Face Recognition
Face recognition is a biometric authentication technology that detects a person’s face from images or video captured by a camera and identifies the individual. It consists of four stages: face image collection/detection, preprocessing, feature extraction, and matching/verification.
Algorithm Overview
The face recognition system operates in the following flow:
- Face Detection: Detects face regions from images
- Preprocessing: Normalization of face images (tilt correction, brightness adjustment)
- Feature Extraction: Extraction of facial feature vectors using deep learning models
- Matching/Identification: Identity verification through similarity calculation between feature vectors
Performance Metrics
| Dataset | Recognition Accuracy |
|---|---|
| LFW | 99.80% |
| IJB-C (E4) | 97.12% |
Edge AI Board (RV1126B) Execution Efficiency
| Algorithm | Processing Time |
|---|---|
| face_detect (Face Detection) | 28ms |
| face_recognition (Feature Extraction + Matching) | 12.4ms |
Key Features
- High-precision recognition: LFW benchmark 99.80%, IJB-C 97.12%
- High-speed processing: Face detection + recognition in approximately 40ms (on edge AI board)

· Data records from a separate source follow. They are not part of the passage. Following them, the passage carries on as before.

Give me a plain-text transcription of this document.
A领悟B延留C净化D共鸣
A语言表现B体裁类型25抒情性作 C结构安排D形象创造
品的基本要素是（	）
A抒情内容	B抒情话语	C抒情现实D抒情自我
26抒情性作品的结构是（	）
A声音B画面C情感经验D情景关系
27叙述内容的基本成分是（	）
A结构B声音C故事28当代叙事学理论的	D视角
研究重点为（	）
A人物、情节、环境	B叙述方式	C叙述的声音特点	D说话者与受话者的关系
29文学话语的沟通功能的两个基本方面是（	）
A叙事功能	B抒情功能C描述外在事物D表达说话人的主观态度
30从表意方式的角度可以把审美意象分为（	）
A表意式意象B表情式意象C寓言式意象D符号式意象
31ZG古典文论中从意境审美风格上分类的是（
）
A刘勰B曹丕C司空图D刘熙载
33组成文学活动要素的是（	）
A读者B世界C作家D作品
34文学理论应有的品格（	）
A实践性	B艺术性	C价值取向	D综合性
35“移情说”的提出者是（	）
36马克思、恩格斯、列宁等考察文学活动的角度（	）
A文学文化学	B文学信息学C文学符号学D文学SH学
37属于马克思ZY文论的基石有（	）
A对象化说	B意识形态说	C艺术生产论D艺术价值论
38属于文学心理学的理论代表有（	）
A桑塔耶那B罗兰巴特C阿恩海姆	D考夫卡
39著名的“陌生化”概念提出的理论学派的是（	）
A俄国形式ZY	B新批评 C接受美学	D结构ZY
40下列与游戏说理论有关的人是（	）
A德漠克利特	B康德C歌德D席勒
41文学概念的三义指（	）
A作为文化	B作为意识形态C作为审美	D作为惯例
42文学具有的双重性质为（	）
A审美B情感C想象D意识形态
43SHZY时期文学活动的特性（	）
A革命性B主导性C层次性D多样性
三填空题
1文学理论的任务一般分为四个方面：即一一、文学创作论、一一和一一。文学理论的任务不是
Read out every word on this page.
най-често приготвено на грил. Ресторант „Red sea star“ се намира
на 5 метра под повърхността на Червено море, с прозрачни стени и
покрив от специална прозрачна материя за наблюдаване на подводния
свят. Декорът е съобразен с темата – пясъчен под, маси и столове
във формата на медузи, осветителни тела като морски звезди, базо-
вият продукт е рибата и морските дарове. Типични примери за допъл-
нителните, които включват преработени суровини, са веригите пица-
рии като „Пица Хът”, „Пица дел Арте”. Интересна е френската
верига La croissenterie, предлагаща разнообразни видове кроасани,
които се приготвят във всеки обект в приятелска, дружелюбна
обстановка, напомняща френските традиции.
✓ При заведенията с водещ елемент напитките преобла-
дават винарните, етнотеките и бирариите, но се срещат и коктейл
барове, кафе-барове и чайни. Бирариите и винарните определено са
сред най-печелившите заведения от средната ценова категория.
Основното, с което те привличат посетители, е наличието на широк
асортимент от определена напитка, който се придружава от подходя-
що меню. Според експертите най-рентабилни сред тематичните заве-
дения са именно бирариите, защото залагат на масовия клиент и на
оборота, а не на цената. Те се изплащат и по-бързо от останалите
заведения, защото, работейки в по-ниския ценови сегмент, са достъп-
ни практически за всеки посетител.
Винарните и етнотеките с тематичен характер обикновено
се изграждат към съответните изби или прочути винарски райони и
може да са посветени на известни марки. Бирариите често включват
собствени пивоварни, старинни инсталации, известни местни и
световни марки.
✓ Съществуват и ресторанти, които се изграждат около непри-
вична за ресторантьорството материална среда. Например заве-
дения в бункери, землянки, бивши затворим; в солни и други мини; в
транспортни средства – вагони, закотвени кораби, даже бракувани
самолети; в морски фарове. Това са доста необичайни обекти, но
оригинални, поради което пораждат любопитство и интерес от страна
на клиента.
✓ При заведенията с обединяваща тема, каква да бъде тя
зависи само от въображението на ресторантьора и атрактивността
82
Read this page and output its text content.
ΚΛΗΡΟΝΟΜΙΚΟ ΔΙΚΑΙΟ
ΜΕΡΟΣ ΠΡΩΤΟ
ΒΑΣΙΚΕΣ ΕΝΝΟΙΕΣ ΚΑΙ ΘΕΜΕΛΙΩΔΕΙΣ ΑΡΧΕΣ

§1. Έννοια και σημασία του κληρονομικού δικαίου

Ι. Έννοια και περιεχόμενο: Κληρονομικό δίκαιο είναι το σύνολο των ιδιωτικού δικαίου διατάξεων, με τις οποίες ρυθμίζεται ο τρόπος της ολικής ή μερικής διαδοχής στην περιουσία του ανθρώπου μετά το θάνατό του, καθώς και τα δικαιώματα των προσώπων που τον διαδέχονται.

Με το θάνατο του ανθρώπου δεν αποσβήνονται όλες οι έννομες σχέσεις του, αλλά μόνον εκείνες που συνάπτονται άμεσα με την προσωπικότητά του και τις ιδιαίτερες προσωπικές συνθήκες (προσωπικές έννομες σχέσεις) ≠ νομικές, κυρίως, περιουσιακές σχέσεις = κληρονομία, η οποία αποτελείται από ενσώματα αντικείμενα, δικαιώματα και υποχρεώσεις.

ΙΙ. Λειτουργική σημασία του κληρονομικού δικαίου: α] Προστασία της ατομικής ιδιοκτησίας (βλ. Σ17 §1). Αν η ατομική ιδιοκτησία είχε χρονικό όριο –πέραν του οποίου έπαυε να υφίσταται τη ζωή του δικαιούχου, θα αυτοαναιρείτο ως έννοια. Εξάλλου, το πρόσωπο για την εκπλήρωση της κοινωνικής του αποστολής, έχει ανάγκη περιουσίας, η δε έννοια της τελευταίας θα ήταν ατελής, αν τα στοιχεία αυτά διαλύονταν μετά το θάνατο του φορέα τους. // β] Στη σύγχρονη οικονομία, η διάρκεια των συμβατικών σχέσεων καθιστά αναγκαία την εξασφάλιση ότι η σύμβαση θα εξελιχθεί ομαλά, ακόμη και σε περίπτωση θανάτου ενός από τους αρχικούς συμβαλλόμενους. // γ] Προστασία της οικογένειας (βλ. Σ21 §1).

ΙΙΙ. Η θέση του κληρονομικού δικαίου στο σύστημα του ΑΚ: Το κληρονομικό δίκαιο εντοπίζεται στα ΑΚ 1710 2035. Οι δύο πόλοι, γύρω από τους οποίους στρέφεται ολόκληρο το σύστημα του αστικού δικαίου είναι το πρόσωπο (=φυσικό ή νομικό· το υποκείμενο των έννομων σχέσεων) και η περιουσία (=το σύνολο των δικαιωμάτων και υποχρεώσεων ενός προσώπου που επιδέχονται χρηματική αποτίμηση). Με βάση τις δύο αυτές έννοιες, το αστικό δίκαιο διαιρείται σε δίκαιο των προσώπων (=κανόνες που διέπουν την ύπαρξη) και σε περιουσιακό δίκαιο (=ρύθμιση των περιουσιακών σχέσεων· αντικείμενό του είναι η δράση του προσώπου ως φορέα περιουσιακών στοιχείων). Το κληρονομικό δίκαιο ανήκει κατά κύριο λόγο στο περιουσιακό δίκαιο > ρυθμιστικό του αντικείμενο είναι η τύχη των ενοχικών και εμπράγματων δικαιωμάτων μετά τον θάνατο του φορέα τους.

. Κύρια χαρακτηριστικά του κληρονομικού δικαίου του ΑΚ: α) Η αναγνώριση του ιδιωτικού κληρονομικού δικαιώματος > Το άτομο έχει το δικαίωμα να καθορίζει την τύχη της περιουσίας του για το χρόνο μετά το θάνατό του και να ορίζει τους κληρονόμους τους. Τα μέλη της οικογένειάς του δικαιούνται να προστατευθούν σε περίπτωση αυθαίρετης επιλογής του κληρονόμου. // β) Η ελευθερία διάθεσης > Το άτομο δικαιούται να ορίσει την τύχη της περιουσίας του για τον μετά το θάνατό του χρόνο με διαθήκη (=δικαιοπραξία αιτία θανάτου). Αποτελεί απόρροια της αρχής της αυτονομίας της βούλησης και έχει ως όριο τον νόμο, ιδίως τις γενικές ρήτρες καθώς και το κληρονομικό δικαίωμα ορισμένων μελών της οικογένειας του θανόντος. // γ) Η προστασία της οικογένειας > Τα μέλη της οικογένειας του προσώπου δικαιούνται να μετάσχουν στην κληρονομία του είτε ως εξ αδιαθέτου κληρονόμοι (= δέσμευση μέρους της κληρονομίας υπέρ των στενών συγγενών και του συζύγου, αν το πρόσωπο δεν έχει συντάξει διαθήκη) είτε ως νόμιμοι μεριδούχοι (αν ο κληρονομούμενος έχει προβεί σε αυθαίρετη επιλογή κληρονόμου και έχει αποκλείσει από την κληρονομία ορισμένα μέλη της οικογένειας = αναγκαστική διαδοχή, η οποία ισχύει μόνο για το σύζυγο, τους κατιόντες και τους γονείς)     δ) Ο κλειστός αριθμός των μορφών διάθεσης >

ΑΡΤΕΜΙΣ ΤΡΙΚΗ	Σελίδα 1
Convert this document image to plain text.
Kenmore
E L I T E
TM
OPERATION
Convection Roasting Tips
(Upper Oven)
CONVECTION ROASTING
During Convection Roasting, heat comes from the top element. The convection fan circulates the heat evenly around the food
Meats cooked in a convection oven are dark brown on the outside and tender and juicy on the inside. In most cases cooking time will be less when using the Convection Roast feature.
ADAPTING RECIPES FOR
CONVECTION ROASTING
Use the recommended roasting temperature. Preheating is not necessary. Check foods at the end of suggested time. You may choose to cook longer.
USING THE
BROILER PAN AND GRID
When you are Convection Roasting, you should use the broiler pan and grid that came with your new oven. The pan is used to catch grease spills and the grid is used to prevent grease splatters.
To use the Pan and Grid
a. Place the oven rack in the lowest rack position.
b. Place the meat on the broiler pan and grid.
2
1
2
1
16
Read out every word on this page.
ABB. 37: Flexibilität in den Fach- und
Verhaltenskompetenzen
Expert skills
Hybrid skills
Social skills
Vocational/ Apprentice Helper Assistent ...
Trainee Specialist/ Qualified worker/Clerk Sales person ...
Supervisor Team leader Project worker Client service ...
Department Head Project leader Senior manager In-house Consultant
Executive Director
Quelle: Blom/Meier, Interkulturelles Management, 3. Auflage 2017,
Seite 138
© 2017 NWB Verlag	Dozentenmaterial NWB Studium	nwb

- Low-light support: Operates even at night when combined with a night vision camera
- Edge-complete: Local processing without the cloud, effective for privacy protection
Use Cases
- Entry/exit management and attendance systems
- Identity verification (eKYC)
- Suspicious person detection in surveillance cameras
- Resident identification in nursing care facilities
- Smartphone face unlock
- VIP detection at event venues
Edge AI Board Implementation
Leveraging the RV1126B NPU, the face detection (28ms) + feature extraction (12.4ms) pipeline is completed locally. Same-person determination is based on a similarity score (-1 to 1), with values of 0.4 or above indicating the same person.